Numerically, it’s possible – at least part of it:

* Dixon can easily be competitive into his mid-40s.

* He’s averaged three-plus wins every season since 2007 (37 wins from then through Sunday). That means if he can keep that average going, he could reach 24 more wins – to overtake Foyt – by 2026. Yes, that may be a stretch to even imagine, but if there’s any current driver who potentially could overtake Foyt, it’s Dixon.

* Dixon already has three wins this season, and with five more races still to go, he could easily win another one, two or maybe even three more in 2018 as he continues his road to the championship. And let’s not forget that with each additional win, that’s one win closer to overtaking Andretti and Foyt.

In his usual modest and humble manner, Dixon downplays not just talk comparing him with Andretti and Foyt, but also overtaking one or both.

“I think A.J. is pretty safe,” he said. “He’s a long ways ahead. … Eight (championships) is an infinity away. Takes a long time to get eight.”

But that doesn’t mean Dixon can’t keep working at approaching Foyt’s mark.

“I think for us, we take it race by race,” he said. “We’re in the business of winning races.
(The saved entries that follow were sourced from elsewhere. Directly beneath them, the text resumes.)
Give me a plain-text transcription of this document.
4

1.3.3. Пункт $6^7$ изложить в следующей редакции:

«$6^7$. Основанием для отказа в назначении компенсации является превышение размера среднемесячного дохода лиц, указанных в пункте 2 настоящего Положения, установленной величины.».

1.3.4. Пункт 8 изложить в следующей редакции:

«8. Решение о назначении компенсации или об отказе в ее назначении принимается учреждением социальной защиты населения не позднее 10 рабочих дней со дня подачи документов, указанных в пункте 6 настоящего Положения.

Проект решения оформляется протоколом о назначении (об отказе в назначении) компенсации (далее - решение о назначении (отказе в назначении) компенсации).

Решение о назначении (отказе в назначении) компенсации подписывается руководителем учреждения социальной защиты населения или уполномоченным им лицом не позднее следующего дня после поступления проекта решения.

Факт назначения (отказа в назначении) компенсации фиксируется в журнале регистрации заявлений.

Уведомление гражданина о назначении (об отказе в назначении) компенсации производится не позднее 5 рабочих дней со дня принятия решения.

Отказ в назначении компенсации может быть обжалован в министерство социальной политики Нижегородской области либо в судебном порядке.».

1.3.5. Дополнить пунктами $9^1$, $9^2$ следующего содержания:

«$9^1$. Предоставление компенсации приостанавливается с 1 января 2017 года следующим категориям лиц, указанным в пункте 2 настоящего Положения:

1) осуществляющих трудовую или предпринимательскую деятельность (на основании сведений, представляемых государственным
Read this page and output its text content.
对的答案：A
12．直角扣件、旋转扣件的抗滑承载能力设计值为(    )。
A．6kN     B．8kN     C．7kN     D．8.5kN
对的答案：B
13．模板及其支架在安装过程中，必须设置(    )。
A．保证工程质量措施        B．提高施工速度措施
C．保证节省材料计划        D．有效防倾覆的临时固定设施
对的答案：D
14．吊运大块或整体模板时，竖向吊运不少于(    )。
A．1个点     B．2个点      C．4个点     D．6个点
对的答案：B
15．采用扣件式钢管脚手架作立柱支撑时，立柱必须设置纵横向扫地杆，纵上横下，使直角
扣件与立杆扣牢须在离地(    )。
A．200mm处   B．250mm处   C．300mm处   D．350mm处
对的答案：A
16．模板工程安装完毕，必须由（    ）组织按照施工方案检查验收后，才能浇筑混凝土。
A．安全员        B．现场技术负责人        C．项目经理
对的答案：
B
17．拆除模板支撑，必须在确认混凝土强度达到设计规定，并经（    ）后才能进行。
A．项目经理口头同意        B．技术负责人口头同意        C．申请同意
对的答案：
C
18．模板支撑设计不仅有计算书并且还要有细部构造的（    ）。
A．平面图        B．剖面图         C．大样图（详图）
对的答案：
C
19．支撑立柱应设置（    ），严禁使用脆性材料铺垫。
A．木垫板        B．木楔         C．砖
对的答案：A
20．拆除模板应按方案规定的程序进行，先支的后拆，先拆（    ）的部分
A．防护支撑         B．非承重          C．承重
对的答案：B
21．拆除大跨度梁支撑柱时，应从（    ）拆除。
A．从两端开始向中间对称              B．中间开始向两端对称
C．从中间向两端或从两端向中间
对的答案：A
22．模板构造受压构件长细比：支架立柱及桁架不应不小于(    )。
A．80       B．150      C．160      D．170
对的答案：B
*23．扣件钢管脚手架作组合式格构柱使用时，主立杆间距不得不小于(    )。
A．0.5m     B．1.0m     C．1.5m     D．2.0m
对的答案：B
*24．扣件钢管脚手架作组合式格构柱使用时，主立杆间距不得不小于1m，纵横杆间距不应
If we’re not doing that, I won’t have a job for too long. That’s the focus for right now.”

If he wins the championship this year, he’ll pass Andretti’s championship mark. That would be one record down, three to go.

And if he can win nine more races over the next few seasons, he’ll pass Andretti’s 52 career wins, making it two records down and two more to go.

“Right now with 44 wins, next on the list is Mario I think at 52 or something,” Dixon said after Sunday’s win. “We’ll see how it goes. Right now, we’re just trying to get the job done for the team.”

And he’s doing a darn good job at that indeed – with likely even more success still to come.